Elle se rendait compte que cela ne deviendrait jamais plus facile. Après tout ce temps, les actes horribles que les humains se faisaient entre eux l'atteignaient toujours profondément. Plus encore depuis la naissance de son fils. Elle se battait contre la pensée inconcevable qu'un jour, ce soit sa photographie qu'elle accrocherait sur le tableau.

Elle regarda ses collègues et se concentra à nouveau.

- Cinq hommes ont été attaqués à San Francisco ces trois dernières semaines. De ce que nous savons, ils fréquentaient tous les milieux homosexuels, d'une manière ou d'une autre.

- Cinq ? répéta Emily Prentiss. Et on en entend parler seulement maintenant ?

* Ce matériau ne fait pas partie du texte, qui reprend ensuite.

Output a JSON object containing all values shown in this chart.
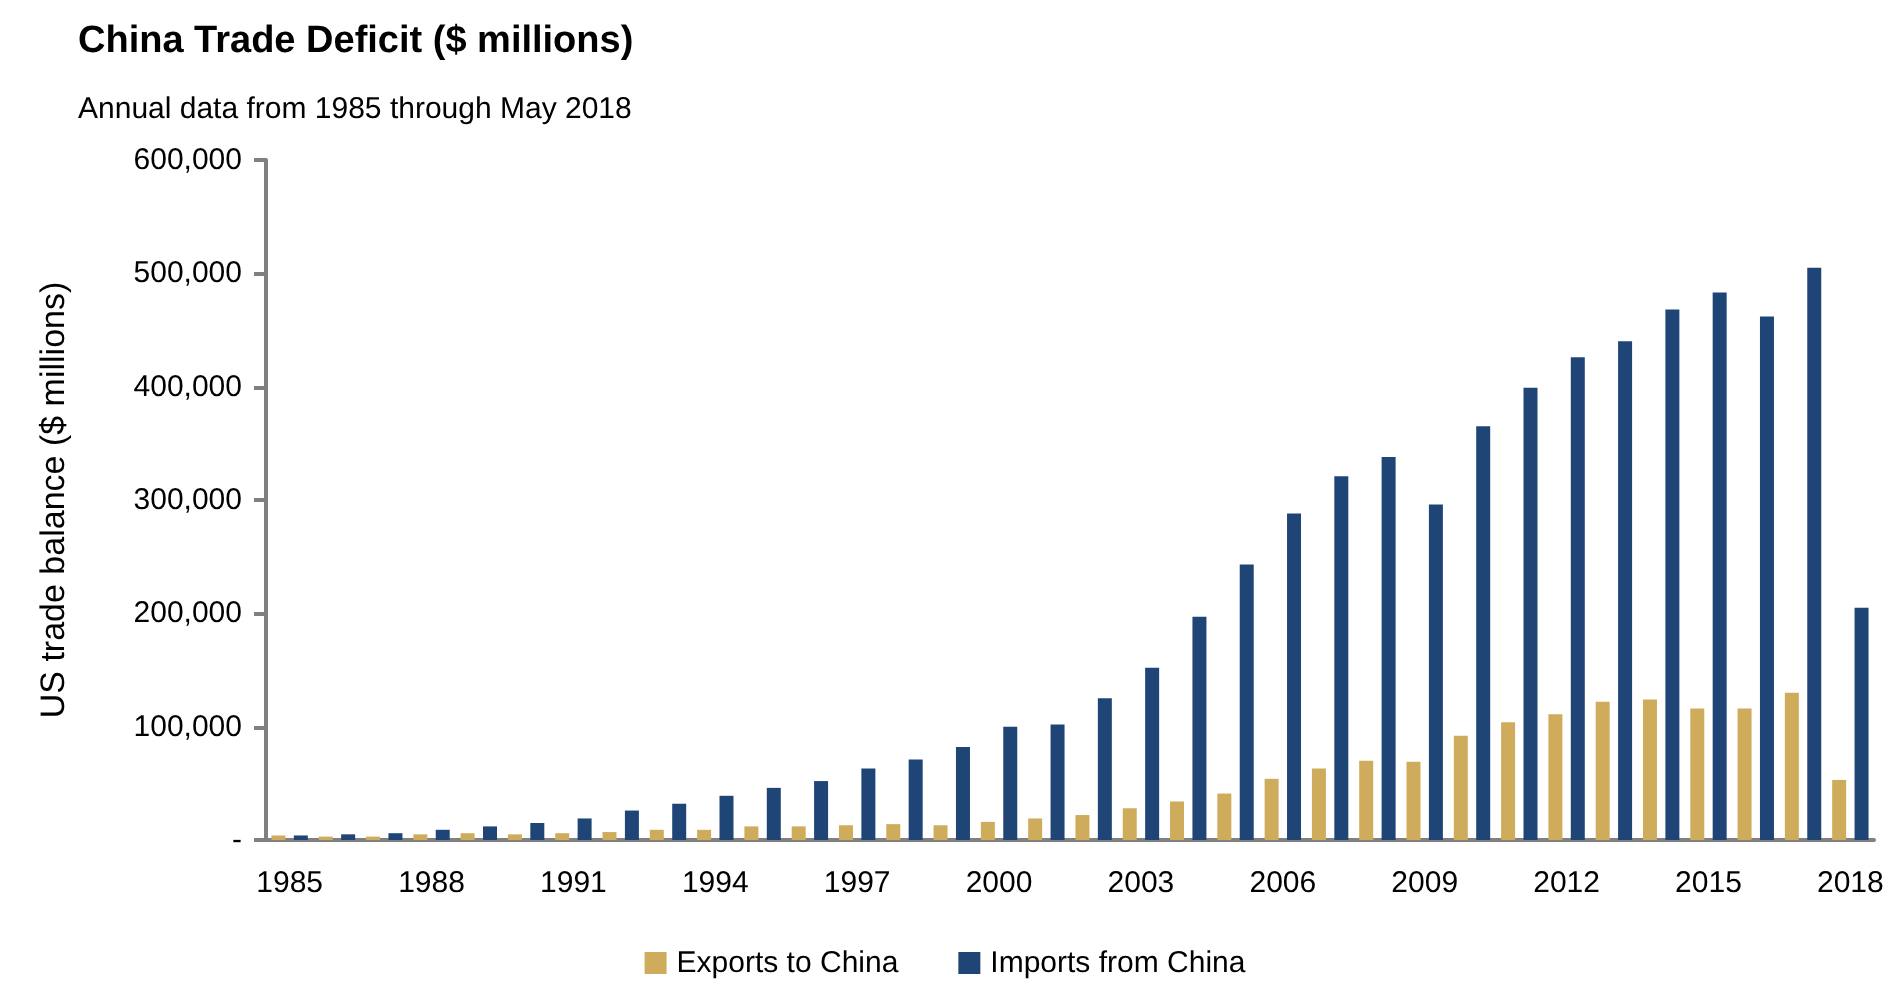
{
  "chart_data": {
    "type": "bar",
    "title": "China Trade Deficit ($ millions)",
    "subtitle": "Annual data from 1985 through May 2018",
    "ylabel": "US trade balance ($ millions)",
    "categories": [
      "1985",
      null,
      null,
      "1988",
      null,
      null,
      "1991",
      null,
      null,
      "1994",
      null,
      null,
      "1997",
      null,
      null,
      "2000",
      null,
      null,
      "2003",
      null,
      null,
      "2006",
      null,
      null,
      "2009",
      null,
      null,
      "2012",
      null,
      null,
      "2015",
      null,
      null,
      "2018"
    ],
    "series": [
      {
        "name": "Exports to China",
        "color": "#cfac5c",
        "values": [
          4000,
          3000,
          3000,
          5000,
          6000,
          5000,
          6000,
          7000,
          9000,
          9000,
          12000,
          12000,
          13000,
          14000,
          13000,
          16000,
          19000,
          22000,
          28000,
          34000,
          41000,
          54000,
          63000,
          70000,
          69000,
          92000,
          104000,
          111000,
          122000,
          124000,
          116000,
          116000,
          130000,
          53000
        ]
      },
      {
        "name": "Imports from China",
        "color": "#1f4577",
        "values": [
          4000,
          5000,
          6000,
          9000,
          12000,
          15000,
          19000,
          26000,
          32000,
          39000,
          46000,
          52000,
          63000,
          71000,
          82000,
          100000,
          102000,
          125000,
          152000,
          197000,
          243000,
          288000,
          321000,
          338000,
          296000,
          365000,
          399000,
          426000,
          440000,
          468000,
          483000,
          462000,
          505000,
          205000
        ]
      }
    ],
    "ylim": [
      0,
      600000
    ],
    "yticks": [
      {
        "value": 0,
        "label": "-"
      },
      {
        "value": 100000,
        "label": "100,000"
      },
      {
        "value": 200000,
        "label": "200,000"
      },
      {
        "value": 300000,
        "label": "300,000"
      },
      {
        "value": 400000,
        "label": "400,000"
      },
      {
        "value": 500000,
        "label": "500,000"
      },
      {
        "value": 600000,
        "label": "600,000"
      }
    ],
    "grid": false,
    "legend": "bottom"
  }
}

- L'affaire est assez curieuse, expliqua JJ. Les deux premières victimes ont en réalité survécu à l'attaque. Personne n'y a vu quoi que ce soit jusqu'à ce que la police locale trouve le deuxième corps, ce n'est que là qu'ils ont commencé à suspecter une connexion. Quelqu'un a alors comparé les dossiers médicaux et a trouvé des similarités frappantes avec les deux cas précédent d'agression. La troisième victime décédée a été retrouvée ce matin.

- Cela ressemble à un tueur en série qui débute, affirma le Docteur Reid. Il vient d'y goûter, mais ce n'est pas quelqu'un qui arrêtera de son propre chef. Il est en train de perfectionner son mode opératoire.

- Je suis d'accord, ajouta David Rossi. Cela ne va faire que s'aggraver.

- Alors qu'attendons-nous ? demanda Derek Morgan.

Il ne reçut aucune réponse vocale, seul lui répondit le bruit des chaises qu'on déplace et des talons sur le sol alors qu'ils quittaient la pièce. Bientôt, savait-il, ils seraient loin au-dessus des nuages, en route pour San Francisco.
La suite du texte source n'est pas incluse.